I like to imagine that the BBC News at Ten might report the fightback - Huw Edwards' lilting tones telling us that "today on twitter Great British Banter has given some serious smack down to The Sun and Islamophobia with the perfectly pitched #1in5muslims campaign..."
But of course that doesn't happen and a deluge of excellent Twitter banter is not enough to repair the damage done.
That Sun Front page reached maybe 5 or 6 million people. Are #1in5SunReaders on Twitter? Have #1in5Sunreaders seen the #1in5Muslims hashtag and understood that their paper of choice was being misleading, deliberately so? Have #1in5SunReaders rejected that headline, and will they know that they mustn't let it poison their view of their fellow citizens?

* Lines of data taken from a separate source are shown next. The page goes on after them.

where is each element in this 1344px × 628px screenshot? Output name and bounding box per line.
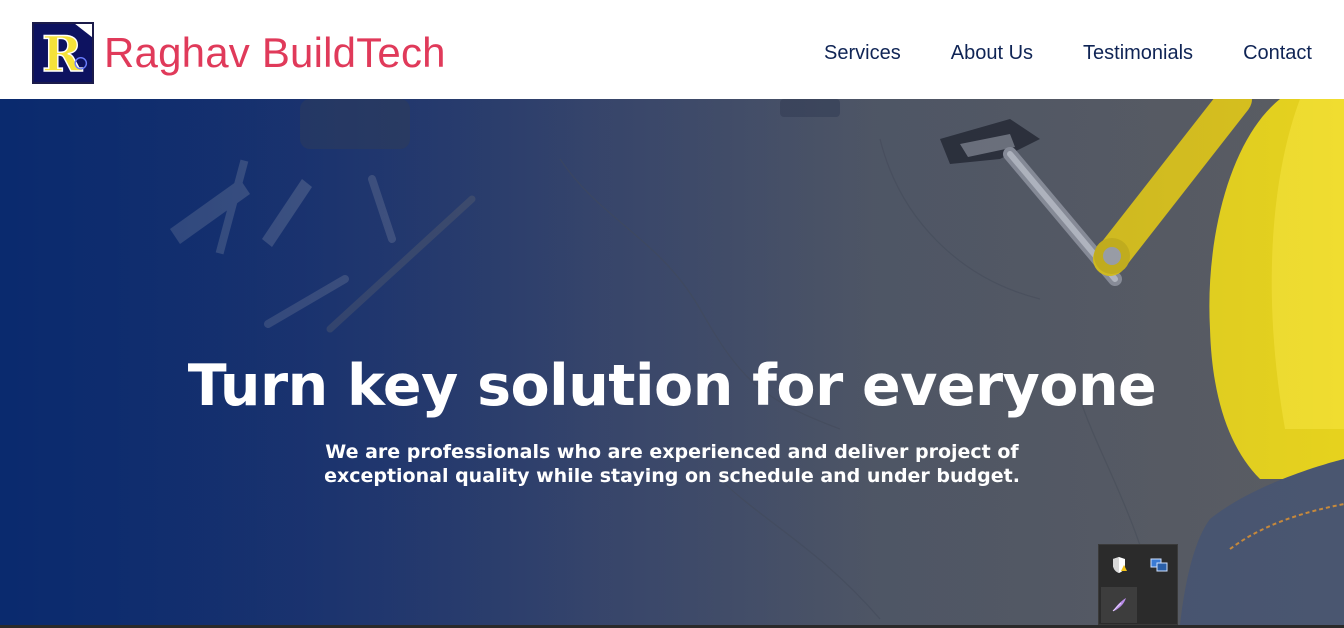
hero-subtitle: We are professionals who are experienced… (324, 441, 1020, 487)
site-header: R Raghav BuildTech Services About Us Tes… (0, 0, 1344, 99)
svg-text:R: R (42, 26, 83, 82)
nav-contact[interactable]: Contact (1243, 40, 1312, 66)
logo-graphic: R (34, 24, 92, 82)
raghav-logo-icon[interactable]: R (32, 22, 94, 84)
windows-security-warning-icon[interactable] (1101, 547, 1137, 583)
nav-testimonials[interactable]: Testimonials (1083, 40, 1193, 66)
nav-about-us[interactable]: About Us (951, 40, 1033, 66)
main-nav: Services About Us Testimonials Contact (824, 40, 1312, 66)
network-monitor-icon[interactable] (1141, 547, 1177, 583)
brand-name[interactable]: Raghav BuildTech (104, 28, 446, 78)
hero-title: Turn key solution for everyone (187, 353, 1157, 419)
system-tray-overflow (1098, 544, 1178, 625)
feather-app-icon[interactable] (1101, 587, 1137, 623)
nav-services[interactable]: Services (824, 40, 901, 66)
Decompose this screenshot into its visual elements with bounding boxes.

I don't know the answer to the first of those questions, but I fear that the answer to the other two is probably not.
And that's why I have sent a letter to the editor of The Sun, co-signed by other colleagues, asking for a meeting; for them to explain to me and other MPs why they decided to take a piece of data (19% of Muslims have some sympathy for those who have gone to Syria to fight) and turn it into something completely different (19% of Muslims have some sympathy for those who have gone to fight with IS). No comparison with non Muslims, no representation of the trends. No recognition that the question didn't refer to IS at all. All kinds of wrong here.
Why did The Sun chose to misreport in this way?
What was so important that they wanted to say 1 in 5 Muslims support IS rather than British Muslims are only marginally more likely than the rest of the population to have sympathy for those who go and fight in Syria?
And I feel deeply uneasy about the likely answer. Because - not withstanding that they haven't agreed to meet me yet to explain -it can probably only be that they wanted to pursue a negative, sensationalist story to sell more newspapers.
That's good for them, but for British Muslims not so much.
This is the third time I have written for the Huffington Post about the media portrayal of Muslims. But it's the first time I can say I am starting to feel the occasional twinge of insecurity. Because it's getting harder to just laugh things off. I may have felt better on Monday night but by Tuesday morning deep uneasiness set in.
People are afraid. I understand that. I am afraid. I am afraid that IS terrorists will come into our country and do what they did in Paris. But I'm also afraid of the anti-Muslim backlash. Hate crime has gone up, according to TellMAMA, by 300% in the week since the Paris attack.
We were all reminded of the fragility of life two weeks ago. That could have been any one of us out for a meal with friends or at a concert. The Sun would do well to remember some words from the Bible: A divided house cannot stand. So don't divide us now. There is too much at stake.